Imagine a dairy plant: you put milk into a process and out come cream, skim milk, and butter—all at the same time, from the same process. Nobody planned to make just one of them; they all emerged together. That's the core idea of joint products: two or more products of significant value that are simultaneously produced from a single common process, up to a specific point called the split-off point.
The split-off point is the moment in production where the joint products become separately identifiable. All costs incurred before this point are called joint costs (or common costs), and the central problem of joint product costing is: how do we fairly share these joint costs among the products? The ICAI curriculum recognises four main methods — (1) Physical/Output Method, where you apportion based on weight or units; (2) Sales Value at Split-off Method, where market price at split-off drives the split; (3) Net Realisable Value (NRV) Method (the most exam-heavy one), where you work backwards from final selling price after deducting further processing costs; and (4) Average Cost Method, used when units are identical in nature.

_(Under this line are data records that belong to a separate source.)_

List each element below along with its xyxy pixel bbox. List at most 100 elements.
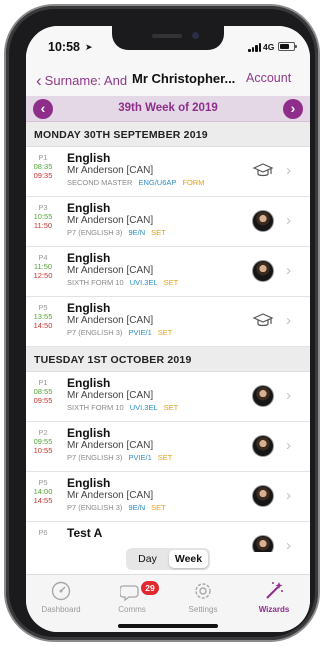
- front-camera: [192, 32, 199, 39]
- type-label: SET: [157, 328, 173, 337]
- end-time: 09:35: [33, 171, 53, 180]
- timetable-list[interactable]: MONDAY 30TH SEPTEMBER 2019 P1 08:35 09:35 En…: [26, 122, 310, 552]
- room-label: SECOND MASTER: [67, 178, 133, 187]
- week-selector: ‹ 39th Week of 2019 ›: [26, 96, 310, 122]
- tab-dashboard[interactable]: Dashboard: [26, 579, 96, 614]
- chevron-right-icon: ›: [290, 100, 296, 116]
- group-link[interactable]: PVIE/1: [128, 328, 151, 337]
- navigation-bar: ‹ Surname: And Mr Christopher... Account: [26, 62, 310, 96]
- teacher-avatar: [252, 535, 274, 552]
- group-link[interactable]: PVIE/1: [128, 453, 151, 462]
- subject-name: English: [67, 301, 111, 315]
- group-link[interactable]: UVI.3EL: [130, 403, 158, 412]
- type-label: SET: [163, 278, 179, 287]
- gear-icon: [168, 579, 238, 603]
- day-header: TUESDAY 1ST OCTOBER 2019: [26, 347, 310, 372]
- start-time: 10:55: [33, 212, 53, 221]
- end-time: 14:50: [33, 321, 53, 330]
- app-screen: 10:58 ➤ 4G ‹ Surname: And Mr Christopher.…: [26, 26, 310, 632]
- week-view-button[interactable]: Week: [169, 550, 208, 568]
- teacher-avatar: [252, 485, 274, 507]
- chevron-right-icon: ›: [286, 312, 291, 329]
- subject-name: English: [67, 426, 111, 440]
- tab-label: Wizards: [258, 605, 290, 614]
- lesson-meta: SIXTH FORM 10 UVI.3EL SET: [67, 278, 178, 287]
- start-time: 13:55: [33, 312, 53, 321]
- group-link[interactable]: ENG/U6AP: [138, 178, 176, 187]
- group-link[interactable]: 9E/N: [128, 228, 145, 237]
- period-label: P5: [38, 303, 48, 312]
- chevron-right-icon: ›: [286, 437, 291, 454]
- lesson-meta: P7 (ENGLISH 3) 9E/N SET: [67, 503, 166, 512]
- signal-strength-icon: [248, 43, 262, 52]
- end-time: 11:50: [33, 221, 53, 230]
- subject-name: English: [67, 376, 111, 390]
- graduation-cap-icon: [252, 310, 274, 332]
- subject-name: English: [67, 476, 111, 490]
- tab-label: Comms: [118, 605, 146, 614]
- end-time: 09:55: [33, 396, 53, 405]
- home-indicator: [118, 624, 218, 628]
- tab-comms[interactable]: 29 Comms: [97, 579, 167, 614]
- week-title: 39th Week of 2019: [118, 102, 218, 114]
- type-label: SET: [163, 403, 179, 412]
- lesson-row[interactable]: P2 09:55 10:55 English Mr Anderson [CAN] P7 (…: [26, 422, 310, 472]
- period-label: P1: [38, 153, 48, 162]
- back-button-label: Surname: And: [44, 73, 128, 88]
- lesson-row[interactable]: P1 08:55 09:55 English Mr Anderson [CAN] SIXT…: [26, 372, 310, 422]
- period-label: P1: [38, 378, 48, 387]
- lesson-meta: P7 (ENGLISH 3) PVIE/1 SET: [67, 453, 172, 462]
- start-time: 08:35: [33, 162, 53, 171]
- tab-wizards[interactable]: Wizards: [239, 579, 309, 614]
- type-label: FORM: [182, 178, 205, 187]
- lesson-row[interactable]: P1 08:35 09:35 English Mr Anderson [CAN] SECO…: [26, 147, 310, 197]
- lesson-row[interactable]: P5 14:00 14:55 English Mr Anderson [CAN] P7 (…: [26, 472, 310, 522]
- graduation-cap-icon: [252, 160, 274, 182]
- subject-name: English: [67, 251, 111, 265]
- subject-name: English: [67, 151, 111, 165]
- teacher-avatar: [252, 435, 274, 457]
- room-label: P7 (ENGLISH 3): [67, 503, 123, 512]
- period-label: P6: [38, 528, 48, 537]
- speaker-grille: [152, 34, 182, 38]
- room-label: P7 (ENGLISH 3): [67, 453, 123, 462]
- teacher-avatar: [252, 385, 274, 407]
- teacher-name: Mr Anderson [CAN]: [67, 390, 154, 401]
- location-arrow-icon: ➤: [85, 42, 93, 52]
- teacher-name: Mr Anderson [CAN]: [67, 215, 154, 226]
- chevron-left-icon: ‹: [36, 71, 42, 90]
- tab-bar: Dashboard 29 Comms Settings Wizards: [26, 574, 310, 632]
- lesson-row[interactable]: P4 11:50 12:50 English Mr Anderson [CAN] SIXT…: [26, 247, 310, 297]
- room-label: P7 (ENGLISH 3): [67, 228, 123, 237]
- room-label: P7 (ENGLISH 3): [67, 328, 123, 337]
- start-time: 11:50: [33, 262, 53, 271]
- group-link[interactable]: UVI.3EL: [130, 278, 158, 287]
- tab-settings[interactable]: Settings: [168, 579, 238, 614]
- lesson-row[interactable]: P3 10:55 11:50 English Mr Anderson [CAN] P7 (…: [26, 197, 310, 247]
- next-week-button[interactable]: ›: [283, 99, 303, 119]
- teacher-name: Mr Anderson [CAN]: [67, 265, 154, 276]
- network-type: 4G: [263, 42, 275, 52]
- chevron-right-icon: ›: [286, 387, 291, 404]
- teacher-avatar: [252, 210, 274, 232]
- phone-frame: 10:58 ➤ 4G ‹ Surname: And Mr Christopher.…: [6, 6, 318, 640]
- group-link[interactable]: 9E/N: [128, 503, 145, 512]
- lesson-row[interactable]: P5 13:55 14:50 English Mr Anderson [CAN] P7 (…: [26, 297, 310, 347]
- view-toggle: Day Week: [126, 548, 210, 570]
- room-label: SIXTH FORM 10: [67, 278, 124, 287]
- lesson-meta: SIXTH FORM 10 UVI.3EL SET: [67, 403, 178, 412]
- account-button[interactable]: Account: [246, 71, 291, 85]
- back-button[interactable]: ‹ Surname: And: [36, 70, 127, 90]
- lesson-meta: P7 (ENGLISH 3) PVIE/1 SET: [67, 328, 172, 337]
- day-header: MONDAY 30TH SEPTEMBER 2019: [26, 122, 310, 147]
- type-label: SET: [151, 228, 166, 237]
- teacher-name: Mr Anderson [CAN]: [67, 490, 154, 501]
- lesson-meta: P7 (ENGLISH 3) 9E/N SET: [67, 228, 166, 237]
- end-time: 14:55: [33, 496, 53, 505]
- start-time: 14:00: [33, 487, 53, 496]
- gauge-icon: [26, 579, 96, 603]
- day-view-button[interactable]: Day: [128, 550, 167, 568]
- teacher-name: Mr Anderson [CAN]: [67, 315, 154, 326]
- lesson-meta: SECOND MASTER ENG/U6AP FORM: [67, 178, 204, 187]
- magic-wand-icon: [239, 579, 309, 603]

The NRV Method is the examiner's favourite. The logic: a product that fetches more value should absorb more of the common cost. NRV = Final Selling Price − Further Processing Costs (post split-off). You then apportion joint costs in the ratio of NRVs. A key distinction that trips students up: by-products are outputs with minor value compared to joint products. By-product income is typically credited to the joint process account (reducing joint cost), not treated as a separate product with its own cost allocation. This is tested frequently as a 5–8 mark numerical in Paper 4.